Perché le stelle erano innumerevoli, e fredde, e distanti, e indifferenti al mio destino.
Perché quando sparivano, rapite da un velo luminescente di nubi, e il vento portava fino a noi l’odore della tempesta in procinto di abbattersi, sentivo che prima o poi sarebbe arrivata l’onda capace di trascinarmi giù dal ponte, nell’abisso nero, in quel regno senza aria, né luce, né speranza, abitato da creature tanto grandi ed estranee da mozzare il respiro al solo vederle.
Cominciai a cercarla, la paura che sentivo crescere, anche negli occhi dei miei compagni. E la trovai. Era nascosta molto in fondo, dietro le pupille lucidate dall’alcol, spezzava le loro risate e i canti stonati che il frastuono della tempesta riusciva sempre a sovrastare, non importa quanto forte li gridassimo. Quel pozzo nero di orrore, dato da un orizzonte sempre troppo vasto, dall’aver osato inoltrarci in un mondo che non ci apparteneva, risiedeva nel profondo degli occhi di ognuno di loro e, quando diventai capace di riconoscerlo, non seppi più vedere nient’altro.

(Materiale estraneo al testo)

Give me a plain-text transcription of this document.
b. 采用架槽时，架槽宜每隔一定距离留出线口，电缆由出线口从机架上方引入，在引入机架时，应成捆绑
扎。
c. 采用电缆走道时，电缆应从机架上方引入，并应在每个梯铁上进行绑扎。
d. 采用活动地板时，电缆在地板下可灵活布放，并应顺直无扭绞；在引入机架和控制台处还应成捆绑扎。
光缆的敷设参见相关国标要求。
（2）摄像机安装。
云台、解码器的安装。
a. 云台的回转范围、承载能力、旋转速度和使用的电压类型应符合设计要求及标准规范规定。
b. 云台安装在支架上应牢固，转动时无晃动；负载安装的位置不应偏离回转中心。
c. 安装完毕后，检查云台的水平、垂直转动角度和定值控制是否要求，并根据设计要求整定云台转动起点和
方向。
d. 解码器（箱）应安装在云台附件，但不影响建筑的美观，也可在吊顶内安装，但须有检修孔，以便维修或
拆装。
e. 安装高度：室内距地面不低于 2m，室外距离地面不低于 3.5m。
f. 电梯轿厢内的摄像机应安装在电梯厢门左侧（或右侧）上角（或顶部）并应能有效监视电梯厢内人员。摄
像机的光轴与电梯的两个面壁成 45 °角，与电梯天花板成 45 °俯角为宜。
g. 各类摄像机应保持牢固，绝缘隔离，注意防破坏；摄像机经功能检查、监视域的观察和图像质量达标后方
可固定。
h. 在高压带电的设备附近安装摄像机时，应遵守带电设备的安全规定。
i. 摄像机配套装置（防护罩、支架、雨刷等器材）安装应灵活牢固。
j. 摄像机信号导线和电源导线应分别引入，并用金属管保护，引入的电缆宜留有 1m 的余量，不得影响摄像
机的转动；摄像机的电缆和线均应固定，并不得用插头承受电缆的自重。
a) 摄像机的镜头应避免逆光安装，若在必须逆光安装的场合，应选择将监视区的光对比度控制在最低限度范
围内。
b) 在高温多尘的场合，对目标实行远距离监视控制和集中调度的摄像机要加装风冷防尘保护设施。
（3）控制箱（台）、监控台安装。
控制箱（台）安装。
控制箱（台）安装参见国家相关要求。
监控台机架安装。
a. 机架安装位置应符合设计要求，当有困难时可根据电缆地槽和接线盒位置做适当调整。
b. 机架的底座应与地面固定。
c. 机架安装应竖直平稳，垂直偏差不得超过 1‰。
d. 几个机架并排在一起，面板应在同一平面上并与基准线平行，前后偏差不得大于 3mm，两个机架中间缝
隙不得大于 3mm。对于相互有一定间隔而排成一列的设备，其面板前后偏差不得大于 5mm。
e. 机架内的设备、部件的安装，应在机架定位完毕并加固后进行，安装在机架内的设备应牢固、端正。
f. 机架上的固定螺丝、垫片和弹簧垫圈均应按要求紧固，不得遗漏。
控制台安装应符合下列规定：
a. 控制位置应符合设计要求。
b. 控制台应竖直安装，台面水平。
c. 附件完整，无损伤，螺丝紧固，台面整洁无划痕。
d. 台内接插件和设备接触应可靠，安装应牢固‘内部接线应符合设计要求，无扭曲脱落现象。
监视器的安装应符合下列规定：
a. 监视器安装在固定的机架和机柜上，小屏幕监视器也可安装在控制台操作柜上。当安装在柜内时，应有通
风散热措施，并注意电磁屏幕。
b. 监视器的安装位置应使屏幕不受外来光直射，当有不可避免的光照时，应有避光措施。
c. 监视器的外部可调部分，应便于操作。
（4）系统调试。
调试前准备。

Ma invece di accettarlo e di conviverci, come facevano tutti, invece di dimenticarlo e racchiuderlo nello scrigno segreto della mia anima, lo coltivai. E quando fui convinto che fosse cresciuto abbastanza decisi di affrontarlo. Dicono che Dio mi abbia maledetto perché lo sfidai a inghiottire la mia nave, gettandomi nel gorgo di una tempesta invalicabile. Dicono che io sia venuto a patti con il diavolo in persona, che rese il mio veliero capace di solcare i mari come se vi volasse sopra, in cambio della facoltà di trascinare la mia anima all’inferno, quando fossi morto. Ma né Dio, né il diavolo, né tantomeno il timore di perdere il carico e con esso i miei averi terreni furono la causa della mia rovina. Dell’eterno vagare cui sono condannato, senza mai trovare un porto che mi accolga.
Io ero solo troppo impaurito. Troppo timoroso di dover infine soccombere all’orrore, riconoscerlo più forte di me e ammettere che ero davvero quel che sentivo di essere: un bambino smarrito, inerme e solo.
Mai tanto solo quanto sei ora, Olandese, dice la Voce.
«Hai perfettamente ragione» rispondo, e finalmente apro gli occhi.